What’s in Contreras’ arsenal? First and foremost, high heat. The Pirates’ No. 6 prospect, per MLB Pipeline, touched 97.8 mph on the radar gun in the first inning, making him the only Pirates pitcher to hit that velocity in a start this season. And his four-seamer completed three of his four strikeouts.

Contreras has an above-average changeup, but he largely kept it in his back pocket. Instead, the slider was his most used secondary pitch, one that has been the biggest work in progress of any of his offerings. It drew three whiffs, plus a strike three swinging from David Bote.

Contreras' stuff was electric, and pointed toward what the Pirates and their fans hope he can become. However, it wasn’t a scuff-free start.

Rafael Ortega sent Contreras’ second pitch of the game for a single, then the right-hander left an 0-2 fastball too close to the middle for Willson Contreras two batters later -- another single. To begin the second inning, Contreras threw six balls in a row before settling in for two straight strikeouts.

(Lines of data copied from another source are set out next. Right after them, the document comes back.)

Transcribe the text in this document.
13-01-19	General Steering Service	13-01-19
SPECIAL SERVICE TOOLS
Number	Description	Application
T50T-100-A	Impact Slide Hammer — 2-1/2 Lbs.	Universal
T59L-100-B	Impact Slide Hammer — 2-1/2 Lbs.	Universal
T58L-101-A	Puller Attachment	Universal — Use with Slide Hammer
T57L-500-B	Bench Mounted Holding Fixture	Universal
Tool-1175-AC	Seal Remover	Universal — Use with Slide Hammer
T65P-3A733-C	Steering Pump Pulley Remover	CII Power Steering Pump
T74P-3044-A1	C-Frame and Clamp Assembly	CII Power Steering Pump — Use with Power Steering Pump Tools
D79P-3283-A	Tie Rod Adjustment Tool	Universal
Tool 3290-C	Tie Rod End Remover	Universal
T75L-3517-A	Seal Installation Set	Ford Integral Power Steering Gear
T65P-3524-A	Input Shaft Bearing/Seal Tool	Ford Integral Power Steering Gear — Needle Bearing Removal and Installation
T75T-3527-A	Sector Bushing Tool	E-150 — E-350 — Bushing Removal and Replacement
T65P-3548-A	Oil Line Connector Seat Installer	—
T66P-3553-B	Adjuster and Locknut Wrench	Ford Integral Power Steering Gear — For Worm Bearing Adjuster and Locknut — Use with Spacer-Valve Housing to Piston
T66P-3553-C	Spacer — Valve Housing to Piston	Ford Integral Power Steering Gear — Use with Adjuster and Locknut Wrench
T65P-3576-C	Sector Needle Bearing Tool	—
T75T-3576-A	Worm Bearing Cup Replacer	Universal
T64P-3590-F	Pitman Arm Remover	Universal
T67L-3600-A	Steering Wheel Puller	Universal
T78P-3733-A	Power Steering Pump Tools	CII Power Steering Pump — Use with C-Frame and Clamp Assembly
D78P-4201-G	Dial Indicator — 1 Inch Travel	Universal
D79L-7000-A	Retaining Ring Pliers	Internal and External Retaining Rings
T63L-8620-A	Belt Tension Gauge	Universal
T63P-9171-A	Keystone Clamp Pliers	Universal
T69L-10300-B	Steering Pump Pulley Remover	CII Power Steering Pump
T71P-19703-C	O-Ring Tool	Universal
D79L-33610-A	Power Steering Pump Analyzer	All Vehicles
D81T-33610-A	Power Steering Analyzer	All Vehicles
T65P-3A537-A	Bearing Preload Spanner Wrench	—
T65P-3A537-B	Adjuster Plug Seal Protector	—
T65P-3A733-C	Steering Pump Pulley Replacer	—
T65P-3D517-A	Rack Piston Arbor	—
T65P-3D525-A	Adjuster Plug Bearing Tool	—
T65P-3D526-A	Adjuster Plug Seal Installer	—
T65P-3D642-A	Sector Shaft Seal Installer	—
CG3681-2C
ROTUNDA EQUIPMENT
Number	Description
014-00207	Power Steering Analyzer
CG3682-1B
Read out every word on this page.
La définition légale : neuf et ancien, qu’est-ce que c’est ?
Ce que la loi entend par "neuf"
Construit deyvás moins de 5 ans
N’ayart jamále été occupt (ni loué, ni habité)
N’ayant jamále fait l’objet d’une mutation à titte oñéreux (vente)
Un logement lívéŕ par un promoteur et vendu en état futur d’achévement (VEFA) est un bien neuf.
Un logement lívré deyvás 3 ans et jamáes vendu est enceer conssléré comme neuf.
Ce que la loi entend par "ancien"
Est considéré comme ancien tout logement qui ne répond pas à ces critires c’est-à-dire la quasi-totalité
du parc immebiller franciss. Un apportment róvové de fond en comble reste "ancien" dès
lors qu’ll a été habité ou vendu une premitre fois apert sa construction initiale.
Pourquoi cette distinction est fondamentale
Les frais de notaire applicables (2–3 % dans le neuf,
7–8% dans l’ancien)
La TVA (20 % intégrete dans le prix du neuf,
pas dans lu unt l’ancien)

“This kid shows a lot of growth in a lot of areas,” manager Derek Shelton said. "Tonight we saw a young kid that never got away from what his plan was. … He came back and executed pitches, and that's a really good sign for the Pirates moving forward.”

And the outing didn’t last long, though that was to be expected. Contreras threw 46 pitches, a fair bit below the 64 he threw in his last start at Triple-A Indianapolis. But given that he sustained right forearm and elbow discomfort in June and the fact that he returned from the injury as quickly as he did, and as a hard-throwing starting pitcher, is a credit to both him and the Pirates’ medical training staff.

“It's awesome to see a young man have the confidence in himself to become aware of an injury, to notify the medical staff, and then to … watch the true collaboration of a player, a medical staff, a strength staff, a pitching department,” said Pirates director of sports medicine Todd Tomczyk. “[It’s] a true organizational win for me, but the biggest winner here is Roansy.”

Part of the reason Conteras was held back was the number of innings he’d thrown around the injury, with only 58 across Double-A and Triple-A (and just one start in Indianapolis). In fact, it almost appeared Contreras would finish the year at Triple-A.

But the Pirates need innings right now with an injury-marred pitching group, and Contreras’ numbers were phenomenal, pointing toward something GM Ben Cherington said he weighs in callups.

“If a player is not being challenged at a level, just dominating to the point where they’re not getting anything out of the competition, then we would want to move that player no matter how much was left in the season,” Cherington said last month.

Contreras looked well at ease at Double-A Altoona, especially before his injury. He threw six no-hit innings on May 11 against Binghamton. He had a 12.6 strikeouts per nine innings ratio with the Curve. He allowed more than three earned runs only once.

So on Wednesday, Contreras got a small but healthy dose of challenge in his debut. And he passed his first test.

“This past offseason and the offseason before that, I had been preparing for this moment,” Contreras said. “I’d taken my preparation very seriously and I’ve been very diligent in my preparation.

“I’ve got to be honest with you: I’m not shocked [I’m here]. A huge part of that is that I really believe in all the hard work and sacrifices I’ve dedicated to this game. To see the results, it’s huge [and] it’s a blessing.”